Flash Hit by Another Zero-Day Vulnerability
Ashley Allen / 3 years ago
Like a sailor, desperately panning water out of a sinking ship, Adobe has released an out-of-bound patch for yet another zero-day vulnerability in its Flash Player software. Versions of Flash affected by the vulnerability are those released on 11th October and earlier, from version 126.96.36.199 (or version 188.8.131.527 on Linux).
“The vulnerability is a use-after-free vulnerability that has been designated CVE-2016-7855,” reports Trend Micro. “An attacker could use a malicious Flash file to run malicious code on a user’s system, allowing various threats to be planted on the affected system. The bulletin noted that the vulnerability has been exploited in “limited, targeted attacks” against Windows users.”

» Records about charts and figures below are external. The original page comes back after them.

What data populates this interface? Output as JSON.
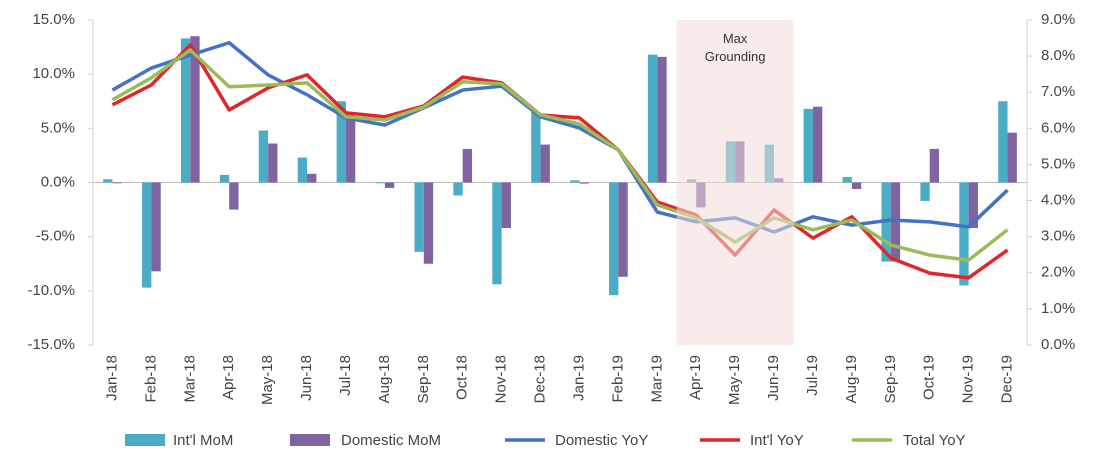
{
  "chart_data": {
    "type": "bar_line_combo",
    "categories": [
      "Jan-18",
      "Feb-18",
      "Mar-18",
      "Apr-18",
      "May-18",
      "Jun-18",
      "Jul-18",
      "Aug-18",
      "Sep-18",
      "Oct-18",
      "Nov-18",
      "Dec-18",
      "Jan-19",
      "Feb-19",
      "Mar-19",
      "Apr-19",
      "May-19",
      "Jun-19",
      "Jul-19",
      "Aug-19",
      "Sep-19",
      "Oct-19",
      "Nov-19",
      "Dec-19"
    ],
    "series": [
      {
        "name": "Int'l MoM",
        "kind": "bar",
        "color": "#4bacc6",
        "values": [
          0.3,
          -9.7,
          13.3,
          0.7,
          4.8,
          2.3,
          7.5,
          0.0,
          -6.4,
          -1.2,
          -9.4,
          6.5,
          0.2,
          -10.4,
          11.8,
          0.3,
          3.8,
          3.5,
          6.8,
          0.5,
          -7.3,
          -1.7,
          -9.5,
          7.5
        ]
      },
      {
        "name": "Domestic MoM",
        "kind": "bar",
        "color": "#8064a2",
        "values": [
          0.0,
          -8.2,
          13.5,
          -2.5,
          3.6,
          0.8,
          6.3,
          -0.5,
          -7.5,
          3.1,
          -4.2,
          3.5,
          -0.1,
          -8.7,
          11.6,
          -2.3,
          3.8,
          0.4,
          7.0,
          -0.6,
          -7.3,
          3.1,
          -4.2,
          4.6
        ]
      },
      {
        "name": "Domestic YoY",
        "kind": "line",
        "axis": "y2",
        "color": "#4472c4",
        "values": [
          7.06,
          7.67,
          8.03,
          8.37,
          7.48,
          6.93,
          6.29,
          6.09,
          6.57,
          7.06,
          7.17,
          6.32,
          6.01,
          5.4,
          3.68,
          3.41,
          3.52,
          3.13,
          3.55,
          3.32,
          3.46,
          3.41,
          3.27,
          4.29
        ]
      },
      {
        "name": "Int'l YoY",
        "kind": "line",
        "axis": "y2",
        "color": "#e0262b",
        "values": [
          6.65,
          7.2,
          8.31,
          6.51,
          7.12,
          7.48,
          6.43,
          6.32,
          6.62,
          7.42,
          7.26,
          6.37,
          6.29,
          5.4,
          3.96,
          3.6,
          2.49,
          3.74,
          2.96,
          3.55,
          2.41,
          1.99,
          1.86,
          2.63
        ]
      },
      {
        "name": "Total YoY",
        "kind": "line",
        "axis": "y2",
        "color": "#9bbb59",
        "values": [
          6.79,
          7.4,
          8.17,
          7.15,
          7.2,
          7.26,
          6.32,
          6.23,
          6.59,
          7.29,
          7.23,
          6.37,
          6.12,
          5.4,
          3.88,
          3.52,
          2.85,
          3.52,
          3.19,
          3.46,
          2.77,
          2.49,
          2.35,
          3.19
        ]
      }
    ],
    "ylim": [
      -15,
      15
    ],
    "yticks": [
      {
        "value": -15,
        "label": "-15.0%"
      },
      {
        "value": -10,
        "label": "-10.0%"
      },
      {
        "value": -5,
        "label": "-5.0%"
      },
      {
        "value": 0,
        "label": "0.0%"
      },
      {
        "value": 5,
        "label": "5.0%"
      },
      {
        "value": 10,
        "label": "10.0%"
      },
      {
        "value": 15,
        "label": "15.0%"
      }
    ],
    "y2lim": [
      0,
      9
    ],
    "y2ticks": [
      {
        "value": 0,
        "label": "0.0%"
      },
      {
        "value": 1,
        "label": "1.0%"
      },
      {
        "value": 2,
        "label": "2.0%"
      },
      {
        "value": 3,
        "label": "3.0%"
      },
      {
        "value": 4,
        "label": "4.0%"
      },
      {
        "value": 5,
        "label": "5.0%"
      },
      {
        "value": 6,
        "label": "6.0%"
      },
      {
        "value": 7,
        "label": "7.0%"
      },
      {
        "value": 8,
        "label": "8.0%"
      },
      {
        "value": 9,
        "label": "9.0%"
      }
    ],
    "grid": false,
    "legend": "bottom",
    "annotation": {
      "text": "Max Grounding",
      "from": "Apr-19",
      "to": "Jun-19",
      "color": "#f2ddd8"
    }
  }
}
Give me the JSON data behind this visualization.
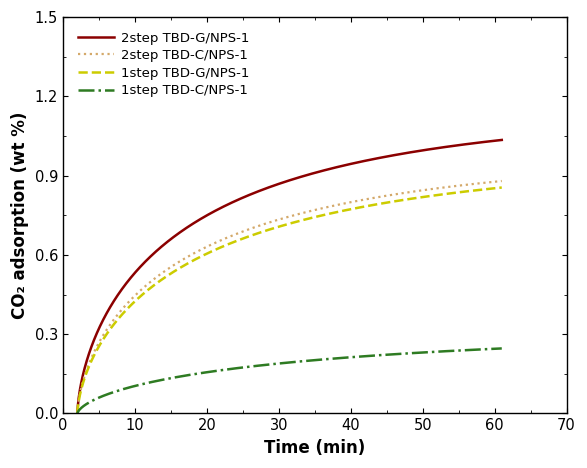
{
  "title": "",
  "xlabel": "Time (min)",
  "ylabel": "CO₂ adsorption (wt %)",
  "xlim": [
    0,
    70
  ],
  "ylim": [
    0.0,
    1.5
  ],
  "xticks": [
    0,
    10,
    20,
    30,
    40,
    50,
    60,
    70
  ],
  "yticks": [
    0.0,
    0.3,
    0.6,
    0.9,
    1.2,
    1.5
  ],
  "series": [
    {
      "label": "2step TBD-G/NPS-1",
      "color": "#8B0000",
      "linestyle": "-",
      "linewidth": 1.8,
      "a_sat": 1.155,
      "k": 0.16,
      "t0": 2.0
    },
    {
      "label": "2step TBD-C/NPS-1",
      "color": "#D4A96A",
      "linestyle": ":",
      "linewidth": 1.6,
      "a_sat": 0.99,
      "k": 0.155,
      "t0": 2.0
    },
    {
      "label": "1step TBD-G/NPS-1",
      "color": "#CCCC00",
      "linestyle": "--",
      "linewidth": 1.8,
      "a_sat": 0.975,
      "k": 0.148,
      "t0": 2.0
    },
    {
      "label": "1step TBD-C/NPS-1",
      "color": "#2E7B22",
      "linestyle": "-.",
      "linewidth": 1.8,
      "a_sat": 0.325,
      "k": 0.1,
      "t0": 2.0
    }
  ],
  "background_color": "#ffffff",
  "legend_fontsize": 9.5,
  "axis_fontsize": 12,
  "tick_fontsize": 10.5
}
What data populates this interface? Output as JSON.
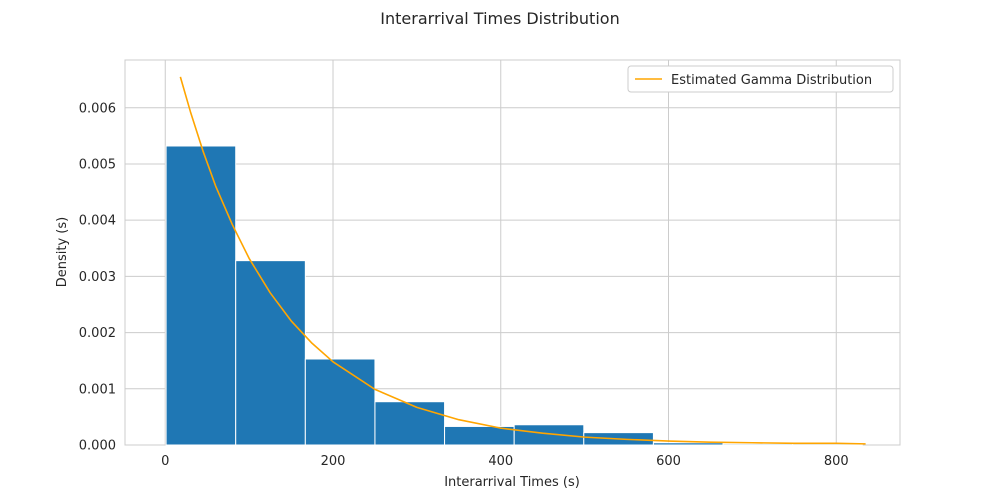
{
  "chart_data": {
    "type": "bar",
    "title": "Interarrival Times Distribution",
    "xlabel": "Interarrival Times (s)",
    "ylabel": "Density (s)",
    "xlim": [
      -48,
      876
    ],
    "ylim": [
      0,
      0.00685
    ],
    "x_ticks": [
      0,
      200,
      400,
      600,
      800
    ],
    "x_tick_labels": [
      "0",
      "200",
      "400",
      "600",
      "800"
    ],
    "y_ticks": [
      0,
      0.001,
      0.002,
      0.003,
      0.004,
      0.005,
      0.006
    ],
    "y_tick_labels": [
      "0.000",
      "0.001",
      "0.002",
      "0.003",
      "0.004",
      "0.005",
      "0.006"
    ],
    "grid": true,
    "legend_position": "top-right",
    "bar_color": "#1f77b4",
    "curve_color": "#ffa500",
    "histogram": {
      "bin_edges": [
        1,
        84,
        167,
        250,
        333,
        416,
        499,
        582,
        665,
        748,
        831
      ],
      "densities": [
        0.00532,
        0.00328,
        0.00153,
        0.00077,
        0.00033,
        0.00036,
        0.00022,
        4e-05,
        2e-05,
        2e-05
      ]
    },
    "series": [
      {
        "name": "Estimated Gamma Distribution",
        "type": "line",
        "x": [
          18,
          30,
          45,
          60,
          80,
          100,
          125,
          150,
          175,
          200,
          250,
          300,
          350,
          400,
          450,
          500,
          550,
          600,
          650,
          700,
          750,
          800,
          835
        ],
        "y": [
          0.00655,
          0.00593,
          0.00523,
          0.00461,
          0.00392,
          0.00332,
          0.00271,
          0.00221,
          0.00181,
          0.00148,
          0.00099,
          0.00067,
          0.00045,
          0.0003,
          0.00021,
          0.00014,
          0.0001,
          7e-05,
          5e-05,
          4e-05,
          3e-05,
          3e-05,
          2e-05
        ]
      }
    ]
  }
}
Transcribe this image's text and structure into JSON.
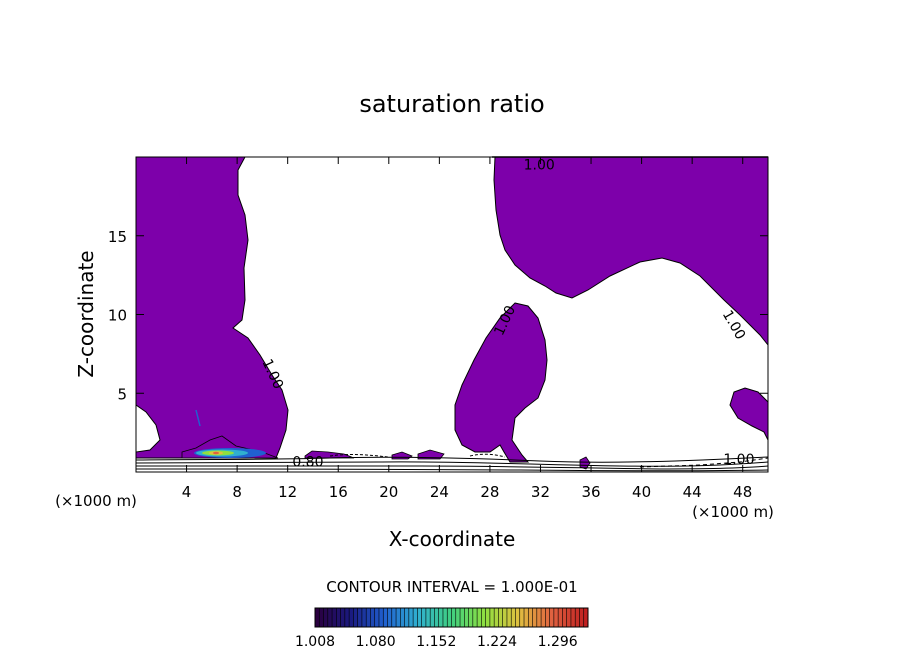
{
  "chart_data": {
    "type": "contour",
    "title": "saturation ratio",
    "xlabel": "X-coordinate",
    "ylabel": "Z-coordinate",
    "x_unit_left": "(×1000 m)",
    "x_unit_right": "(×1000 m)",
    "xlim": [
      0,
      50
    ],
    "ylim": [
      0,
      20
    ],
    "x_ticks": [
      4,
      8,
      12,
      16,
      20,
      24,
      28,
      32,
      36,
      40,
      44,
      48
    ],
    "y_ticks": [
      5,
      10,
      15
    ],
    "contour_interval_text": "CONTOUR INTERVAL = 1.000E-01",
    "fill_color": "#7d00aa",
    "fill_threshold": 1.0,
    "contour_labels": [
      {
        "text": "1.00",
        "x": 29.5,
        "y": 9.5,
        "angle": -65
      },
      {
        "text": "1.00",
        "x": 10.5,
        "y": 6.1,
        "angle": 65
      },
      {
        "text": "1.00",
        "x": 31.9,
        "y": 19.2,
        "angle": 0
      },
      {
        "text": "1.00",
        "x": 47.0,
        "y": 9.2,
        "angle": 60
      },
      {
        "text": "0.80",
        "x": 13.6,
        "y": 0.35,
        "angle": 0
      },
      {
        "text": "1.00",
        "x": 47.7,
        "y": 0.5,
        "angle": 0
      }
    ],
    "colorbar": {
      "min": 1.008,
      "max": 1.332,
      "tick_labels": [
        "1.008",
        "1.080",
        "1.152",
        "1.224",
        "1.296"
      ],
      "colors": [
        "#2a0040",
        "#1a1a80",
        "#2060d0",
        "#30b0d0",
        "#40d080",
        "#90e040",
        "#e0c040",
        "#e06040",
        "#c02020"
      ]
    }
  }
}
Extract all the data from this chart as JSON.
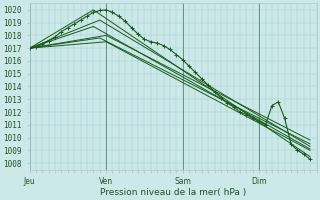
{
  "bg_color": "#cce8e8",
  "grid_color_h": "#a8c8c8",
  "grid_color_v": "#a8c8c8",
  "line_color": "#1a5c1a",
  "ylabel_values": [
    1008,
    1009,
    1010,
    1011,
    1012,
    1013,
    1014,
    1015,
    1016,
    1017,
    1018,
    1019,
    1020
  ],
  "xlabel": "Pression niveau de la mer( hPa )",
  "xtick_labels": [
    "Jeu",
    "Ven",
    "Sam",
    "Dim"
  ],
  "xtick_positions": [
    0,
    72,
    144,
    216
  ],
  "ylim": [
    1007.5,
    1020.5
  ],
  "xlim": [
    0,
    270
  ],
  "ensemble_lines": [
    {
      "x": [
        0,
        72,
        264
      ],
      "y": [
        1017,
        1017.5,
        1009.0
      ]
    },
    {
      "x": [
        0,
        60,
        264
      ],
      "y": [
        1017,
        1020.0,
        1008.5
      ]
    },
    {
      "x": [
        0,
        66,
        264
      ],
      "y": [
        1017,
        1019.2,
        1009.3
      ]
    },
    {
      "x": [
        0,
        72,
        264
      ],
      "y": [
        1017,
        1018.0,
        1009.8
      ]
    },
    {
      "x": [
        0,
        66,
        264
      ],
      "y": [
        1017,
        1017.8,
        1009.5
      ]
    },
    {
      "x": [
        0,
        60,
        264
      ],
      "y": [
        1017,
        1018.7,
        1009.1
      ]
    }
  ],
  "main_line_x": [
    0,
    6,
    12,
    18,
    24,
    30,
    36,
    42,
    48,
    54,
    60,
    66,
    72,
    78,
    84,
    90,
    96,
    102,
    108,
    114,
    120,
    126,
    132,
    138,
    144,
    150,
    156,
    162,
    168,
    174,
    180,
    186,
    192,
    198,
    204,
    210,
    216,
    222,
    228,
    234,
    240,
    246,
    252,
    258,
    264
  ],
  "main_line_y": [
    1017,
    1017.1,
    1017.3,
    1017.6,
    1017.9,
    1018.3,
    1018.6,
    1018.9,
    1019.2,
    1019.5,
    1019.8,
    1019.95,
    1020.0,
    1019.8,
    1019.5,
    1019.1,
    1018.6,
    1018.1,
    1017.7,
    1017.5,
    1017.4,
    1017.2,
    1016.9,
    1016.5,
    1016.1,
    1015.6,
    1015.1,
    1014.6,
    1014.1,
    1013.6,
    1013.1,
    1012.7,
    1012.4,
    1012.0,
    1011.8,
    1011.5,
    1011.3,
    1011.0,
    1012.5,
    1012.8,
    1011.5,
    1009.5,
    1009.0,
    1008.7,
    1008.3
  ]
}
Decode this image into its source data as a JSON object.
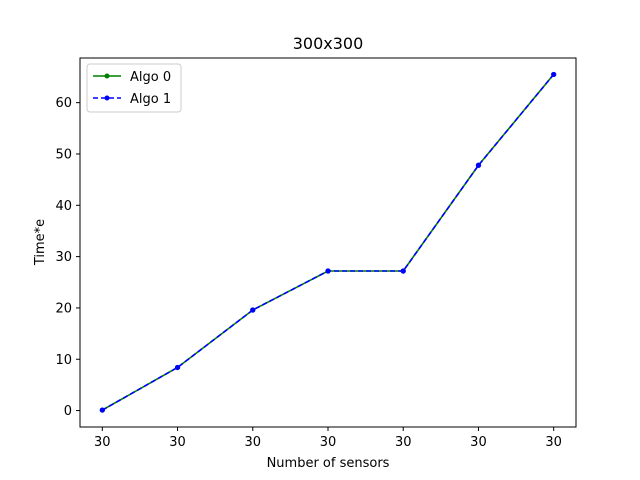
{
  "chart_data": {
    "type": "line",
    "title": "300x300",
    "xlabel": "Number of sensors",
    "ylabel": "Time*e",
    "categories": [
      "30",
      "30",
      "30",
      "30",
      "30",
      "30",
      "30"
    ],
    "series": [
      {
        "name": "Algo 0",
        "values": [
          0.1,
          8.4,
          19.6,
          27.2,
          27.2,
          47.8,
          65.5
        ],
        "color": "#008000",
        "line_style": "solid",
        "marker": "dot"
      },
      {
        "name": "Algo 1",
        "values": [
          0.1,
          8.4,
          19.6,
          27.2,
          27.2,
          47.8,
          65.5
        ],
        "color": "#0000ff",
        "line_style": "dashed",
        "marker": "dot"
      }
    ],
    "yticks": [
      0,
      10,
      20,
      30,
      40,
      50,
      60
    ],
    "ylim": [
      -3.2,
      68.7
    ],
    "grid": false,
    "legend_position": "top-left"
  }
}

“Adobe has released a Flash update which fixes this vulnerability,” Trend Micro explains. “This update brings the current version of Flash to 184.108.40.206. The built-in update mechanism of Flash will either automatically install the update or prompt the user to do so. The versions of Flash that are integrated into Google Chrome and Microsoft Edge/Internet Explorer will receive updates via the update mechanisms of those browsers. For Adobe Flash Player for Linux, the current version is 220.127.116.113.”
If you are still using Flash, then you should update the software immediately, then make a sacrificial offering to the Gods of HTML5.